Monarda didyma, Monarda fitulosa, Monarda punctata, Monarda citriodora, zones 4 to 9
Butterflies and hummingbirds enjoy its rich nectar of this native perennial. The tubular flowers are typically shades of red, purple, pink and white, and resemble small fireworks. They are late blooming, adding lots of color to the garden when other flowers have finished. Find plants here.
Perovskia atriplicifolia, zones 4-9
Russian sage has fragrant foliage and attracts hummingbirds, honey bees, and butterflies. This is a tough plant that needs little care. This is a vigorous, hardy, heat-loving and drought tolerant plant that will fill the garden with lavender-purple flowers that bloom from summer until fall. Purchase plants here.
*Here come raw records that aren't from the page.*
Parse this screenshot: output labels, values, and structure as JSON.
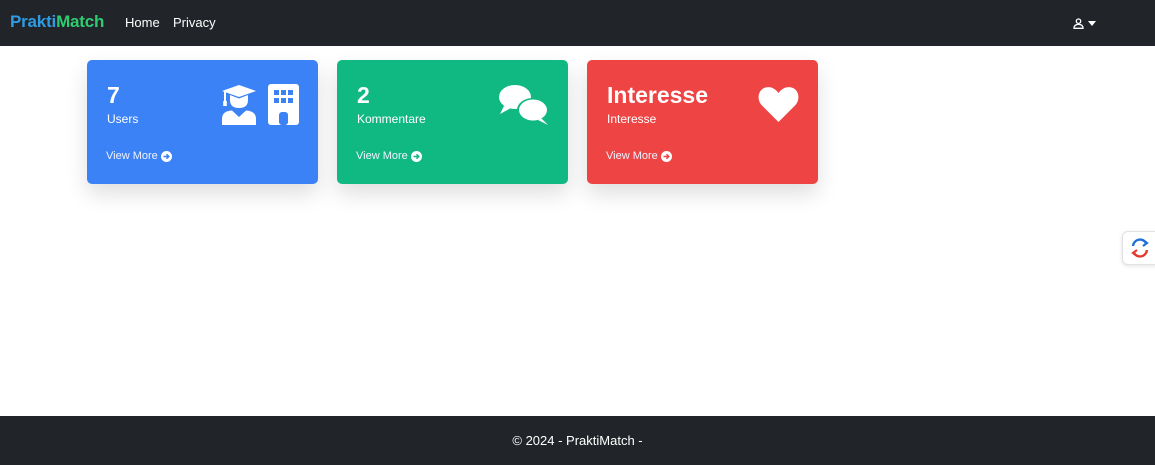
{
  "navbar": {
    "brand_part1": "Prakti",
    "brand_part2": "Match",
    "links": [
      "Home",
      "Privacy"
    ]
  },
  "cards": [
    {
      "value": "7",
      "label": "Users",
      "link": "View More",
      "color": "#3b82f6",
      "icons": [
        "user-graduate-icon",
        "building-icon"
      ]
    },
    {
      "value": "2",
      "label": "Kommentare",
      "link": "View More",
      "color": "#10b981",
      "icons": [
        "comments-icon"
      ]
    },
    {
      "value": "Interesse",
      "label": "Interesse",
      "link": "View More",
      "color": "#ef4444",
      "icons": [
        "heart-icon"
      ]
    }
  ],
  "footer": {
    "text": "© 2024 - PraktiMatch -"
  }
}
Asclepias tuberosa, zones 3 to 9
Butterfly Weed is not only a host plants for Monarch butterflies, but the flowers it produces are also attractive to many other kinds of butterflies. This resilient plant is a must-have addition to any garden. It tolerates dry soil and prefers plenty of sunshine. Click here to purchase plants.
Cosmos spp., zones-5-11
Cosmos are easy to grow from seed and easy to maintain. They come in a variety of colors and are gorgeous to use a cut flower as well. I planted cosmos for the first time last summer in my garden and I was delighted how these delicate blooms attracted a variety of butterflies. Find Seeds here.
Salvia leucantha, Salvia coccinea, Salvia guaranitica, Salvia greggii, Salvia azurea, Salvia elegans, zones 7 to 10
If you want to attract pollinators to your garden, plant salvia. While its fragrant foliage is not preferred by deer, all sorts of bees, butterflies, and hummingbirds are dazzled by its blooms which appear around early summer. There are many different salvia species are excellent for butterflies and hummingbirds. Most salvias are drought tolerant once established. Find seeds and plants here.
Lantana camara ‘Miss Huff’, zones 7-10 (annual in colder zones)
All lantanas are a wonderful addition to your pollinator garden, but my personal favorite is “Miss Huff”. It is the most cold hardy lantana known – established clumps have survived temperatures as low as 0°F. Pink, orange and yellow flowers bloom continuously from early summer to frost attracting bees, butterflies, and hummingbirds. It is drought tolerant and does well in clay soils. Find seeds and plants here.
There are other strategies you can use to keep the deer at bay. One friend of mine uses a blast of water to scare the deer away when they come into her yard. She installed a motion activated water blaster. She says it has saved her flowers for the butterflies and hummingbirds.
An ultrasonic animal repellent is a less-invasive way to deter deer and other critters from venturing into the garden.
You can also apply proven deer repellents. Deer repellent products are effective in obstructing a deer’s sense of smell and taste. Deer Out is ideal repellents to apply to your plants because they affect both senses. These repellents emit a scent that reminds deer of a decaying animal. This signals deer and other animals to vacate the yard. Additionally, the repellent tastes like garlic which makes it unappealing to deer.
Whatever you do to deter deer, don’t let the deer deter you from planting your garden for butterflies and hummingbirds!